4.  No indeed. Ocean acidification is the terrifying threat whereby all that man-made CO2 we’ve been pumping into the atmosphere may react with the sea to form a sort of giant acid bath. First it will kill off all the calcified marine life, such as shellfish, corals and plankton. Then it will destroy all the species that depend on it — causing an almighty mass extinction which will wipe out the fishing industry and turn our oceans into a barren zone of death.

What is the source of these statements?  They have not been made by scientists studying ocean acidification, nor (as far as I am aware) by environmental NGOs.  But maybe by sensation-seeking journalists? Or are they satirical exaggerations by Delingpole?  If – as it seems – they are deliberate mis-representations for polemic effect, the ‘climate alarmism’ of the title is spurious.  The rest of the article then has questionable credibility, whilst becoming logically fallacious.

5.  Or so runs the scaremongering theory.
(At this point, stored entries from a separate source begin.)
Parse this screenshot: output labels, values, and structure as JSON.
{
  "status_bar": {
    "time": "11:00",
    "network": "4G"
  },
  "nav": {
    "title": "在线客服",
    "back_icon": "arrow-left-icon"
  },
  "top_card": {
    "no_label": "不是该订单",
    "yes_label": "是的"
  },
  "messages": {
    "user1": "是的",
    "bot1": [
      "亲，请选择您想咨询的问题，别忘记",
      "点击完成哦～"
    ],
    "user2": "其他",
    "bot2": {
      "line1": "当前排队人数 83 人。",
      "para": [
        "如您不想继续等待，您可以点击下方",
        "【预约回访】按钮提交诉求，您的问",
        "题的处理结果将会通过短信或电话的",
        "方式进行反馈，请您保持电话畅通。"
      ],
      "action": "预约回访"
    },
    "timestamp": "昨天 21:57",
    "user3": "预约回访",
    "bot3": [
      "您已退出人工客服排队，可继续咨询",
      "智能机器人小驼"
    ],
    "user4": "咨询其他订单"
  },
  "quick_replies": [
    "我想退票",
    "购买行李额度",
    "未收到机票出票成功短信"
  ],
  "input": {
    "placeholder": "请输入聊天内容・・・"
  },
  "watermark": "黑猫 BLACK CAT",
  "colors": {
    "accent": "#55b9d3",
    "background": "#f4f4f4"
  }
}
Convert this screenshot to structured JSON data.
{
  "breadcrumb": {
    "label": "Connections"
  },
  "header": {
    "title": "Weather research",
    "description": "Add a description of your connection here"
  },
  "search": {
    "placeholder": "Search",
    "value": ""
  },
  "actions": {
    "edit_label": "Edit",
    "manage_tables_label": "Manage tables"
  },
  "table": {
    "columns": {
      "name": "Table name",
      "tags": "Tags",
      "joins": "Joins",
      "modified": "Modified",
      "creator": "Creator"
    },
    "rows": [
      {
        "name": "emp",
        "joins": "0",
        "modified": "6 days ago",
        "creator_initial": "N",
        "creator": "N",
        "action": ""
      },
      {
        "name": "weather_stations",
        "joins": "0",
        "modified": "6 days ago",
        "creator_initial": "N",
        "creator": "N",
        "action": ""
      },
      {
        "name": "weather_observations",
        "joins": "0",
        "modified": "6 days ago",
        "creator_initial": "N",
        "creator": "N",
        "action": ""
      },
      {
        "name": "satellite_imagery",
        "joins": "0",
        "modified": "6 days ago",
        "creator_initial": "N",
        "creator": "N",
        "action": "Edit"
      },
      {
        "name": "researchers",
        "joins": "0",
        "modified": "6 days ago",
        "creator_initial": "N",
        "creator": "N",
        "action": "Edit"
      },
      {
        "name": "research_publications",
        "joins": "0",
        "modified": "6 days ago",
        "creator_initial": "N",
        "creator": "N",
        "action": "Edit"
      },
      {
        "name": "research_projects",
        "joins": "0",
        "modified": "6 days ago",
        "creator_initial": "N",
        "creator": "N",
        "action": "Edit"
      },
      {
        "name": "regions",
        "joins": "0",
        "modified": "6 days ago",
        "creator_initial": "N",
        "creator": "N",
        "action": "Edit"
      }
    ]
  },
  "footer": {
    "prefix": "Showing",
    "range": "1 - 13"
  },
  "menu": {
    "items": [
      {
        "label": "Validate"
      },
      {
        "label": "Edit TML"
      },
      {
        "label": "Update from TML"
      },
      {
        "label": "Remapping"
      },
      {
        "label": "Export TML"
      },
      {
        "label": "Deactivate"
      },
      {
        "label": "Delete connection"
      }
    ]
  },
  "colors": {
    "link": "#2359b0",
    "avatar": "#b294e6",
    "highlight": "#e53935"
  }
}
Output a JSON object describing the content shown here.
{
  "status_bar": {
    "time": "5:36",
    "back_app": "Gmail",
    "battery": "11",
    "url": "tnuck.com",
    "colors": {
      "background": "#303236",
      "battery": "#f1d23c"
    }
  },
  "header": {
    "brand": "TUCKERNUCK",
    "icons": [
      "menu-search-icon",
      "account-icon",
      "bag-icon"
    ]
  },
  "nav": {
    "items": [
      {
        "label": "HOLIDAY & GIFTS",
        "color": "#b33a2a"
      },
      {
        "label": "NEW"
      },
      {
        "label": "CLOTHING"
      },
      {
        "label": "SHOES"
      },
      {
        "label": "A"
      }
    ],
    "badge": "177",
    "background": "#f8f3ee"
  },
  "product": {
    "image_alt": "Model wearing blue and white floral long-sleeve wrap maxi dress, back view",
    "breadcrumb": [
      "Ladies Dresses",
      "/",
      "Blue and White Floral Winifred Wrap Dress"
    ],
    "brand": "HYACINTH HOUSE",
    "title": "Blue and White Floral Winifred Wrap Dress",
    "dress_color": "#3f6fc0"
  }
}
The reality may be rather more prosaic. Ocean acidification — the evidence increasingly suggests — is a trivial, misleadingly named, and not remotely worrying phenomenon which has been hyped up beyond all measure for political, ideological and financial reasons.

The alternative to ‘scaremongering theory’ is not to dismiss ocean acidification as nothing at all to worry about.  That assertion is equally incorrect, providing a false dichotomy ‒ that is not increasingly supported by factual evidence, as discussed below.

6.  Some of us have suspected this for some time. According to Patrick Moore, a co-founder of Greenpeace, long one of ocean acidification theory’s fiercest critics, the term is ‘just short of propaganda’. The pH of the world’s oceans ranges between 7.5 and 8.3 — well above the acid zone (which starts below ‘neutral’ pH7) — so more correctly it should be stated that the seas are becoming slightly less alkaline. ‘Acid’ was chosen, Moore believes, because it has ‘strong negative connotations for most people’.

Patrick Moore’s linkage with Greenpeace is controversial: the organisation does not recognise him as a co-founder although Moore continues to make that claim.  What is indisputable is that Moore has only very limited, if any, expertise in marine science.

The term ocean acidification is scientifically correct: it is used for technical reasons, not for any connotations it might or might not have for non-scientists.  Thus ‘acidification’ is the process of decreasing pH (increasing acidity), wherever on the pH scale that occurs.  In the same way, ‘warming’ is the process of increasing temperature, wherever that occurs – including rather cold parts of the world, e.g. polar regions.

The range of pH naturally occurring in the ocean is much wider than stated.  Values as low as pH 5.4 – undoubtedly acid – have been recorded at deep sea vents (that do support life, adapted to such conditions).

7.  Matt Ridley, too, has been scathing on the topic. In The Rational Optimist he wrote, ‘Ocean acidification looks suspiciously like a back-up plan by the environmental pressure groups in case the climate fails to warm.’ I agree. That’s why I like to call it the alarmists’ Siegfried Line — their last redoubt should it prove, as looks increasingly to be the case, that the man-made global warming theory is a busted flush.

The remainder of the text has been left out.